Сад — страница 72 из 110

— Дай почитать.

— У тебя, Павел, времени мало. Тебе надо диссертацию писать. Художественную литературу читать некогда. Ты дождёшься библиотечный экземпляр, а эту книгу… — Елкин ласково погладил корешок. — Эту я обверну газетой и отдам в поле для громкой читки.

Глава двадцать третья


1

Высоко над морем люди проложили пешеходную тропу: гравийное полотно покрыли асфальтом, по бокам вырастили деревья.

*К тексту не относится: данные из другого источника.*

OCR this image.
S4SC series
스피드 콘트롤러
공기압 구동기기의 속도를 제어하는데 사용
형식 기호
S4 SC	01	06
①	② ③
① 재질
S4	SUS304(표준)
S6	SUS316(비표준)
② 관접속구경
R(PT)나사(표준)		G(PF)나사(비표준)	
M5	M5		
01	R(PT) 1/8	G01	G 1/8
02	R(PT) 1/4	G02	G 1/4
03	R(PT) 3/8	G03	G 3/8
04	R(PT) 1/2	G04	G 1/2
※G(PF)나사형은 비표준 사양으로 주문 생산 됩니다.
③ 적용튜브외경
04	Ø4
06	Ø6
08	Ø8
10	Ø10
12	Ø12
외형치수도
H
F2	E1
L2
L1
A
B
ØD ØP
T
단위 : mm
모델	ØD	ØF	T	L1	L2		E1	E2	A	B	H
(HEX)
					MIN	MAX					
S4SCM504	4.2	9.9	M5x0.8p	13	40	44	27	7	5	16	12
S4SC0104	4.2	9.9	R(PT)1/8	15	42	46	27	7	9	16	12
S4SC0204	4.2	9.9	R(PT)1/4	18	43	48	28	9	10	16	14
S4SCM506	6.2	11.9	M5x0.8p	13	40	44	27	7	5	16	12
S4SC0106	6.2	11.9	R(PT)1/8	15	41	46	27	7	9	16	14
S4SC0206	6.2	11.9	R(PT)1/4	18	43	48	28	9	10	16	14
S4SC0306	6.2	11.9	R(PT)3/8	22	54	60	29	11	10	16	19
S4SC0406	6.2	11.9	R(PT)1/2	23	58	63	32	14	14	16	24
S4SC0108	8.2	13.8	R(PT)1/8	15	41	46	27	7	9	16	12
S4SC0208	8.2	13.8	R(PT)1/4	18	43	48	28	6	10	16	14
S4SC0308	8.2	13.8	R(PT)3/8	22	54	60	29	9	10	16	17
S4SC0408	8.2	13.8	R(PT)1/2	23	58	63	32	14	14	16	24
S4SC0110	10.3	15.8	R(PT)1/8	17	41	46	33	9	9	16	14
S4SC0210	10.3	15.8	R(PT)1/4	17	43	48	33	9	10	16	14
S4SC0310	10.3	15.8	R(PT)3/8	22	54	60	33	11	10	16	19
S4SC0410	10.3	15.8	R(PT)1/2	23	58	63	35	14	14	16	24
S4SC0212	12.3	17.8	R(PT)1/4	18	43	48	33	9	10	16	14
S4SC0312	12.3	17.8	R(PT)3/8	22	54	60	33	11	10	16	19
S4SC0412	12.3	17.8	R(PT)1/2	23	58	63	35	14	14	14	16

Часто на этой тропе отдыхающие видели высокого старика с копной белых волос на голове, с волнистой бородой во всю грудь. Он шёл медленно, опираясь на тяжёлую кизиловую трость; устремлял взгляд вдаль, где тропа огибала крутой мыс. Там — опытная станция. Дойти до неё — было его мечтой. Но, соразмеряя силы, он останавливался на половине пути и садился на скамейку возле молодых эвкалиптов. Прислушиваясь к шуму листвы, вспоминал сад, оставленный на попечение дочери, и тревожился всё больше и больше. В его воображении возникал шумный говорун и заслонял Веруньку широкими плечами. Неприятно, что придётся породниться с Забалуевым, с которым у него, Трофима Дорогина, никогда не будет общего языка. И что она нашла в его сынке? Ведь яблочко-то от яблоньки недалеко откатывается. Не раз намекал ей на это.

Знает Верунька, что не такого ему хотелось бы зятя, но… ни с чем не считается. Что же делать? Ведь не запретишь. Сердце — сложная штука. Это не часы, у которых можно, как угодно, повернуть стрелки и пробудить звонок. Оно пробуждается помимо воли самых близких людей, иногда — вопреки ей.

Дочь писала часто. Письма приходили большие. По ним Трофим Тимофеевич ясно представлял себе каждый день в жизни сада. О Семёне не было ни слова, и старик недоумевал: стесняется Верунька писать о своём женихе или не хочет тревожить отцовское сердце?

В одном из писем был оттиснут разрез крупного яблока. Эго с того гибридного дерева, маленькая веточка которого весной стояла в стакане возле больничной койки. Верунька так описала яблоко, что Трофиму Тимофеевичу казалось — письмо донесло до него аромат чудесного плода. Но даже эта радость не заглушила тревоги. Перечитывая письмо, он пожал плечами: «О Семёне опять умолчала. Что там у них? Как поворачивается жизнь?»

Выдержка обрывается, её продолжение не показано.